【連載】国際バカロレアを知るために 第32回 活発化する教員の養成

都留文科大学特任教授 武蔵野大学教育学部特任教授
リンデンホールスクール中高学部校長 大迫弘和

 

2020年までにIB校を200校以上に増やすことを国の施策として進めることが決まった13年の段階で、その施策を実現するために「教員養成」が必要であることが認識されていました。その関連でIBに関わる外国人教員については14年6月に文科省が「特別免許状の授与に係る教育職員検定等に関する指針」を示し、以前より特免が取りやすくなっています。しかしIB教育に関わる日本人教員の養成については、これからいろいろなことを進めていかなければなりません。

その中で来年4月に都留文科大学が開設する『国際教育学科』は注目すべきものです。私自身その準備段階から関わっていますので手前味噌と思われるかもしれませんが、IB教員養成という文脈において、この『国際教育学科』は非常に重要な役割を果たしていくと考えます。『国際教育学科』は1学年40人の学生に対してIB Universityとして以下の授業を日英バイリンガルで提供しIB教員の養成を進めます。

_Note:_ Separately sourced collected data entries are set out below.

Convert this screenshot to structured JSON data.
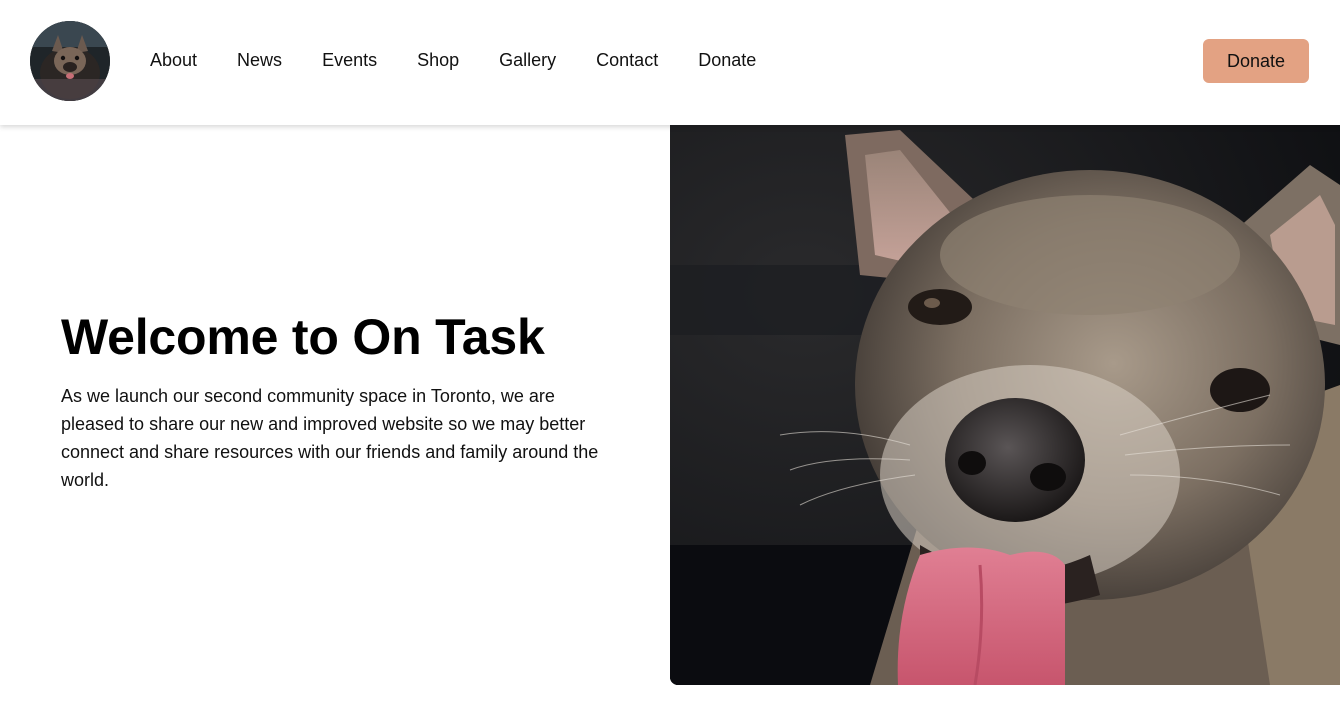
{
  "header": {
    "logo_alt": "On Task logo",
    "nav": [
      {
        "label": "About"
      },
      {
        "label": "News"
      },
      {
        "label": "Events"
      },
      {
        "label": "Shop"
      },
      {
        "label": "Gallery"
      },
      {
        "label": "Contact"
      },
      {
        "label": "Donate"
      }
    ],
    "donate_button": "Donate"
  },
  "hero": {
    "title": "Welcome to On Task",
    "body": "As we launch our second community space in Toronto, we are pleased to share our new and improved website so we may better connect and share resources with our friends and family around the world.",
    "image_subject": "chihuahua-photo"
  },
  "colors": {
    "accent": "#e3a283",
    "text": "#111111",
    "background": "#ffffff"
  }
}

「Introduction to IB Education」「Approaches to Teaching and Learning」「Reflection and Assessment」「Integrated Learning and Teaching」「PYP Curriculum and Planning」などの13講義です。

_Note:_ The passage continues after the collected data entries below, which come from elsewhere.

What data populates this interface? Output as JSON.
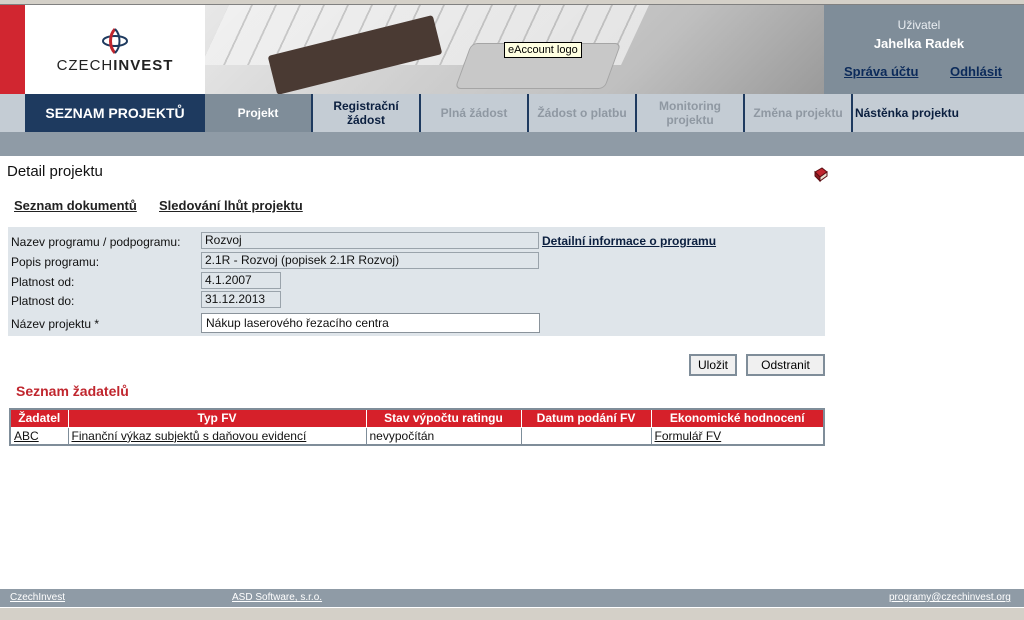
{
  "header": {
    "logo_text_light": "CZECH",
    "logo_text_bold": "INVEST",
    "tooltip": "eAccount logo",
    "user_label": "Uživatel",
    "user_name": "Jahelka Radek",
    "account_link": "Správa účtu",
    "logout_link": "Odhlásit"
  },
  "nav": {
    "main": "SEZNAM PROJEKTŮ",
    "tabs": [
      {
        "label": "Projekt",
        "state": "active"
      },
      {
        "label": "Registrační žádost",
        "state": "enabled"
      },
      {
        "label": "Plná žádost",
        "state": "disabled"
      },
      {
        "label": "Žádost o platbu",
        "state": "disabled"
      },
      {
        "label": "Monitoring projektu",
        "state": "disabled"
      },
      {
        "label": "Změna projektu",
        "state": "disabled"
      },
      {
        "label": "Nástěnka projektu",
        "state": "enabled"
      }
    ]
  },
  "page": {
    "title": "Detail projektu",
    "links": [
      "Seznam dokumentů",
      "Sledování lhůt projektu"
    ]
  },
  "form": {
    "program_label": "Nazev programu / podpogramu:",
    "program_value": "Rozvoj",
    "program_link": "Detailní informace o programu",
    "desc_label": "Popis programu:",
    "desc_value": "2.1R - Rozvoj (popisek 2.1R Rozvoj)",
    "from_label": "Platnost od:",
    "from_value": "4.1.2007",
    "to_label": "Platnost do:",
    "to_value": "31.12.2013",
    "name_label": "Název projektu *",
    "name_value": "Nákup laserového řezacího centra"
  },
  "buttons": {
    "save": "Uložit",
    "remove": "Odstranit"
  },
  "applicants": {
    "title": "Seznam žadatelů",
    "columns": [
      "Žadatel",
      "Typ FV",
      "Stav výpočtu ratingu",
      "Datum podání FV",
      "Ekonomické hodnocení"
    ],
    "rows": [
      [
        "ABC",
        "Finanční výkaz subjektů s daňovou evidencí",
        "nevypočítán",
        "",
        "Formulář FV"
      ]
    ]
  },
  "footer": {
    "left": "CzechInvest",
    "middle": "ASD Software, s.r.o.",
    "right": "programy@czechinvest.org"
  },
  "colors": {
    "brand_red": "#d12630",
    "nav_dark": "#1e3a5f",
    "panel": "#dfe5ea"
  }
}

私は「Introduction to IB Education」「Approaches to Teaching and Learning」の2講義を担当しますが、40人の学生を2つに分け、授業は20人の学生に対して行うことになっています。またこれらのIBに直接関係する授業以外に「グローバルスタディー」「共創インターンシップ」と名付けられたカリキュラムや2年次後期の北欧の教育系大学への留学などが用意されています。

武蔵野大学教育学部の「国際教員養成コース」も同じく17年4月にスタートします。この「国際教員養成コース」はIB教員養成に特化するものではなく、グローバル教育に対応できるスキルと国際的視野を持った教員の育成を掲げています。そのような方向性も非常に参考になるものです。同一法人内の千代田女学園(現在DP候補校)および18年4月開校予定の「千代田インターナショナルスクール東京(CHIST)」で学生がインターンシップを行うといったプログラムも用意されています。

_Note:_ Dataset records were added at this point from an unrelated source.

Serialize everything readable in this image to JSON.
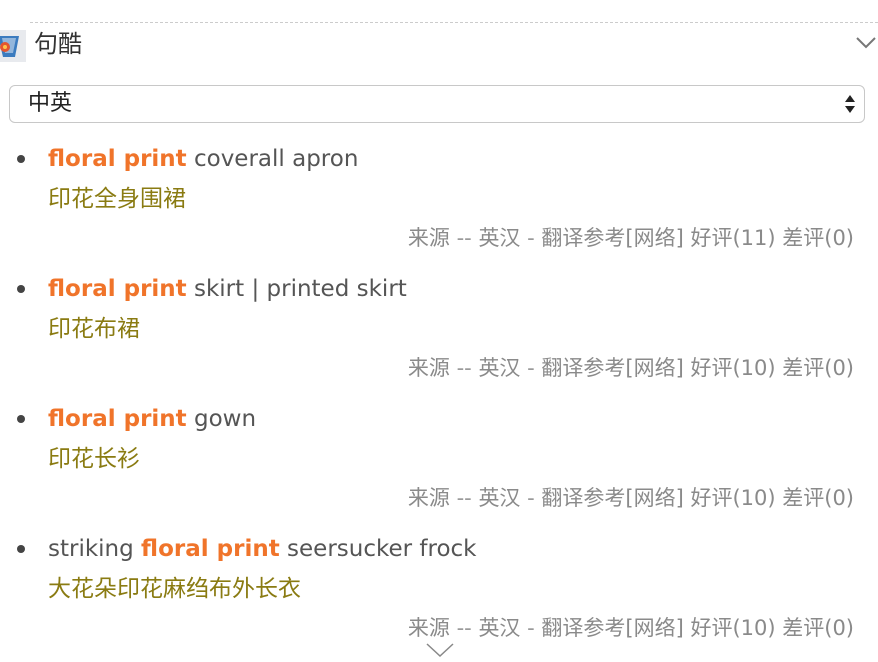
{
  "section": {
    "title": "句酷",
    "logo_icon": "jukuu-logo-icon",
    "collapse_icon": "chevron-down-icon"
  },
  "language_select": {
    "value": "中英",
    "icon": "select-arrows-icon"
  },
  "sentences": [
    {
      "english_prefix": "",
      "keyword": "floral print",
      "english_suffix": " coverall apron",
      "chinese": "印花全身围裙",
      "source_label": "来源",
      "source_sep": " -- ",
      "source_dict": "英汉",
      "source_sep2": " - ",
      "reference": "翻译参考[网络]",
      "good_label": "好评",
      "good_count": "(11)",
      "bad_label": "差评",
      "bad_count": "(0)"
    },
    {
      "english_prefix": "",
      "keyword": "floral print",
      "english_suffix": " skirt | printed skirt",
      "chinese": "印花布裙",
      "source_label": "来源",
      "source_sep": " -- ",
      "source_dict": "英汉",
      "source_sep2": " - ",
      "reference": "翻译参考[网络]",
      "good_label": "好评",
      "good_count": "(10)",
      "bad_label": "差评",
      "bad_count": "(0)"
    },
    {
      "english_prefix": "",
      "keyword": "floral print",
      "english_suffix": " gown",
      "chinese": "印花长衫",
      "source_label": "来源",
      "source_sep": " -- ",
      "source_dict": "英汉",
      "source_sep2": " - ",
      "reference": "翻译参考[网络]",
      "good_label": "好评",
      "good_count": "(10)",
      "bad_label": "差评",
      "bad_count": "(0)"
    },
    {
      "english_prefix": "striking ",
      "keyword": "floral print",
      "english_suffix": " seersucker frock",
      "chinese": "大花朵印花麻绉布外长衣",
      "source_label": "来源",
      "source_sep": " -- ",
      "source_dict": "英汉",
      "source_sep2": " - ",
      "reference": "翻译参考[网络]",
      "good_label": "好评",
      "good_count": "(10)",
      "bad_label": "差评",
      "bad_count": "(0)"
    }
  ],
  "expand_icon": "chevron-down-icon",
  "colors": {
    "keyword": "#f0742a",
    "chinese": "#8a7b12",
    "meta": "#8a8a8a"
  }
}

このようにこれまでの教員養成法では育たなかった教員を育てる動きが活発になってきています。現在の「教育職員免許法」では「大学において修得することを必要とする最低単位数」が「教科に関する科目」「教職に関する科目」「教科又は教職に関する科目」の3カテゴリーで定められていますが、教師を目指す大学生からは「今受けている授業ではこれからの教員に必要とされている力が身に付くようには思えない」といった切実な声が上がっています。そのような声に、私たちは真剣に耳を傾けなければならないときが来ていると思うのです。